Marechal mantém 147 ônibus fora da vida útil em circulação no DF; veículos chegam a 13 anos de uso

Por Cintia Ferreira

A Viação Marechal mantém em circulação no Distrito Federal 147 ônibus que já ultrapassaram o limite máximo de vida útil previsto para operação no transporte público. Alguns dos veículos têm até 13 anos de uso e seguem rodando mesmo após excederem em até seis anos o prazo estabelecido em contrato.

Os coletivos fazem parte das safras de 2013 e 2014 e atendem linhas que circulam por regiões como Ceilândia, Taguatinga, Guará e Estrutural. Segundo estimativas da Secretaria de Transporte e Mobilidade do Distrito Federal (Semob-DF), os veículos acumulam entre 900 mil e 1 milhão de quilômetros rodados.

Pelas regras do sistema de transporte coletivo do DF, ônibus classificados como “Básico” podem operar por, no máximo, sete anos. Após esse período, a substituição da frota passa a ser obrigatória.

Os dados constam em um relatório de requerimento de informações da Comissão de Transporte e Mobilidade Urbana (CTMU) da Câmara Legislativa do Distrito Federal (CLDF), divulgado neste mês.

De acordo com o cronograma apresentado anteriormente pela concessionária, 170 novos ônibus equipados com ar-condicionado deveriam substituir a frota antiga até o dia 30 de abril deste ano. No entanto, apenas 23 veículos novos entraram efetivamente em operação, deixando pendente a substituição de outros 147 ônibus previstos no plano de renovação.

Em nota, a Semob-DF afirmou que a renovação da frota atrasou devido à demora da encarroçadora CAIO na entrega dos novos veículos.

Segundo a pasta, diante da possibilidade de prejuízo à operação do transporte público, a área técnica autorizou uma nova prorrogação excepcional da vida útil operacional da frota antiga até 31 de dezembro de 2026. “A retirada imediata dos ônibus poderia provocar prejuízo direto à continuidade do transporte público nas regiões atendidas pela concessionária”, informou a secretaria.

O histórico da renovação da frota revela uma sequência de adiamentos ao longo dos últimos anos. Em 2023, a Viação Marechal operava com 478 ônibus cadastrados, sendo 326 deles já fora da validade contratual.

Naquele período, a concessionária apresentou um cronograma prevendo a entrega escalonada de 377 veículos novos até dezembro de 2024. Os prazos, porém, não foram cumpridos e acabaram sendo prorrogados novamente pelo Governo do Distrito Federal.

A última extensão do prazo ocorreu por meio da Decisão nº 297/2025, que fixava o limite final de substituição para abril deste ano. Agora, com o novo atraso, a autorização excepcional foi estendida até o fim de 2026.

Apesar da idade avançada da frota, a Semob afirma que os veículos passam por vistorias periódicas a cada 60 dias úteis para garantir condições mínimas de segurança e operação.
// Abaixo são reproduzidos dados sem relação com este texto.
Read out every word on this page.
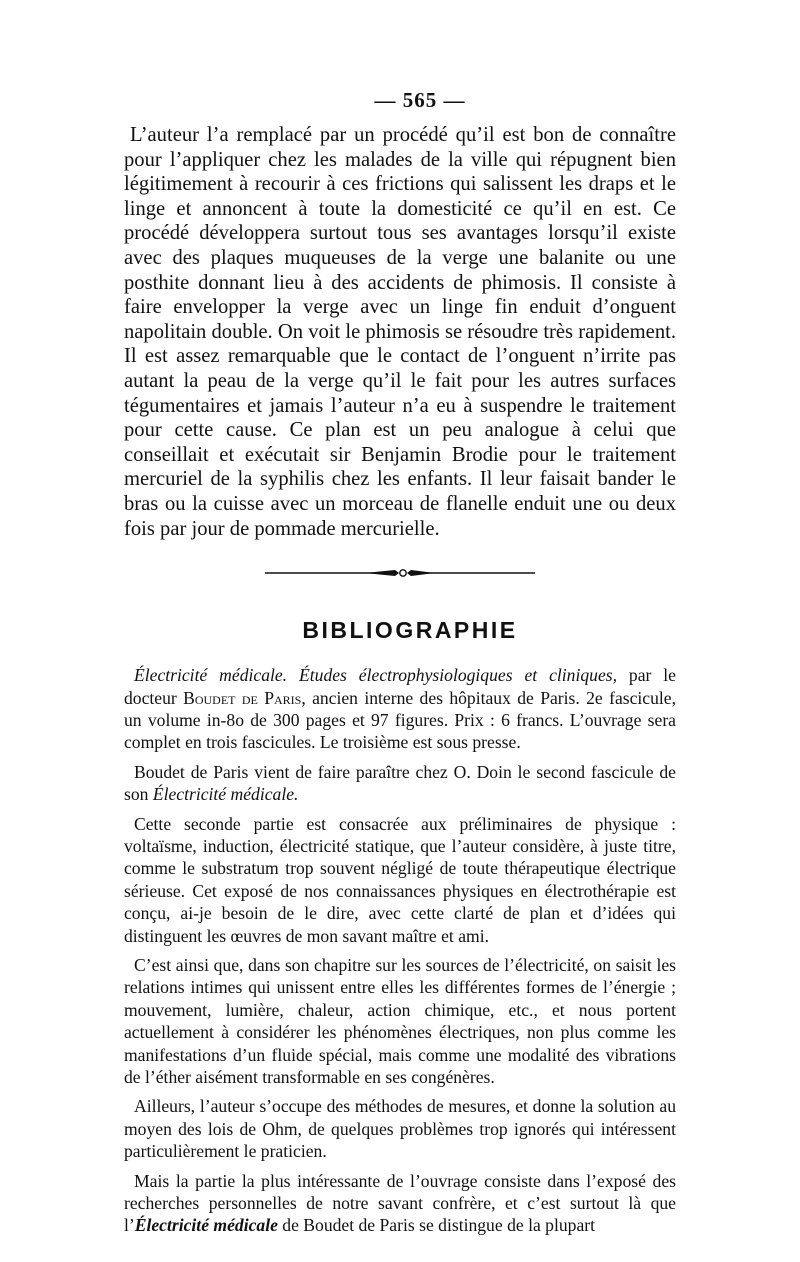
— 565 —

L’auteur l’a remplacé par un procédé qu’il est bon de connaître pour l’appliquer chez les malades de la ville qui répugnent bien légitimement à recourir à ces frictions qui salissent les draps et le linge et annoncent à toute la domesticité ce qu’il en est. Ce procédé développera surtout tous ses avantages lorsqu’il existe avec des plaques muqueuses de la verge une balanite ou une posthite donnant lieu à des accidents de phimosis. Il consiste à faire envelopper la verge avec un linge fin enduit d’onguent napolitain double. On voit le phimosis se résoudre très rapidement. Il est assez remarquable que le contact de l’onguent n’irrite pas autant la peau de la verge qu’il le fait pour les autres surfaces tégumentaires et jamais l’auteur n’a eu à suspendre le traitement pour cette cause. Ce plan est un peu analogue à celui que conseillait et exécutait sir Benjamin Brodie pour le traitement mercuriel de la syphilis chez les enfants. Il leur faisait bander le bras ou la cuisse avec un morceau de flanelle enduit une ou deux fois par jour de pommade mercurielle.

BIBLIOGRAPHIE

Électricité médicale. Études électrophysiologiques et cliniques, par le docteur Boudet de Paris, ancien interne des hôpitaux de Paris. 2e fascicule, un volume in-8o de 300 pages et 97 figures. Prix : 6 francs. L’ouvrage sera complet en trois fascicules. Le troisième est sous presse.

Boudet de Paris vient de faire paraître chez O. Doin le second fascicule de son Électricité médicale.

Cette seconde partie est consacrée aux préliminaires de physique : voltaïsme, induction, électricité statique, que l’auteur considère, à juste titre, comme le substratum trop souvent négligé de toute thérapeutique électrique sérieuse. Cet exposé de nos connaissances physiques en électrothérapie est conçu, ai-je besoin de le dire, avec cette clarté de plan et d’idées qui distinguent les œuvres de mon savant maître et ami.

C’est ainsi que, dans son chapitre sur les sources de l’électricité, on saisit les relations intimes qui unissent entre elles les différentes formes de l’énergie ; mouvement, lumière, chaleur, action chimique, etc., et nous portent actuellement à considérer les phénomènes électriques, non plus comme les manifestations d’un fluide spécial, mais comme une modalité des vibrations de l’éther aisément transformable en ses congénères.

Ailleurs, l’auteur s’occupe des méthodes de mesures, et donne la solution au moyen des lois de Ohm, de quelques problèmes trop ignorés qui intéressent particulièrement le praticien.

Mais la partie la plus intéressante de l’ouvrage consiste dans l’exposé des recherches personnelles de notre savant confrère, et c’est surtout là que l’Électricité médicale de Boudet de Paris se distingue de la plupart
Mesmo assim, usuários relatam frequentemente problemas estruturais, falhas mecânicas e sujeira nos ônibus operados pela empresa. Veículos da frota chegaram a ser flagrados circulando com adesivos de vistoria periódica da Semob com validade estendida até dezembro de 2026.

Outro ponto que chamou atenção no relatório enviado à Câmara Legislativa é a ausência de dados individualizados sobre a quilometragem dos ônibus em circulação. A própria Semob reconheceu oficialmente que não possui controle detalhado da rodagem de cada veículo.

No documento encaminhado ao Legislativo, a pasta afirmou que a estimativa de quilometragem foi elaborada pela Subsecretaria de Operações (SUOP), “ressalvada a indisponibilidade de dados detalhados de quilometragem” individualizados da frota.

O relatório também revela que uma resposta inicial encaminhada pela secretaria à Câmara Legislativa não contemplava todos os questionamentos feitos pelos parlamentares. Diante da omissão, a Casa Civil determinou o retorno do processo à Semob para complementação das informações solicitadas.

A manutenção dos ônibus antigos em circulação reacende o debate sobre a qualidade do transporte público no Distrito Federal e a fiscalização do cumprimento dos contratos de concessão.

Apesar do descumprimento do cronograma de renovação da frota, a Semob informou que decidiu não aplicar a cláusula contratual que prevê rescisão do contrato da concessionária. Segundo a pasta, a medida buscou evitar redução da oferta de ônibus e possíveis impactos diretos aos passageiros que dependem diariamente do sistema coletivo.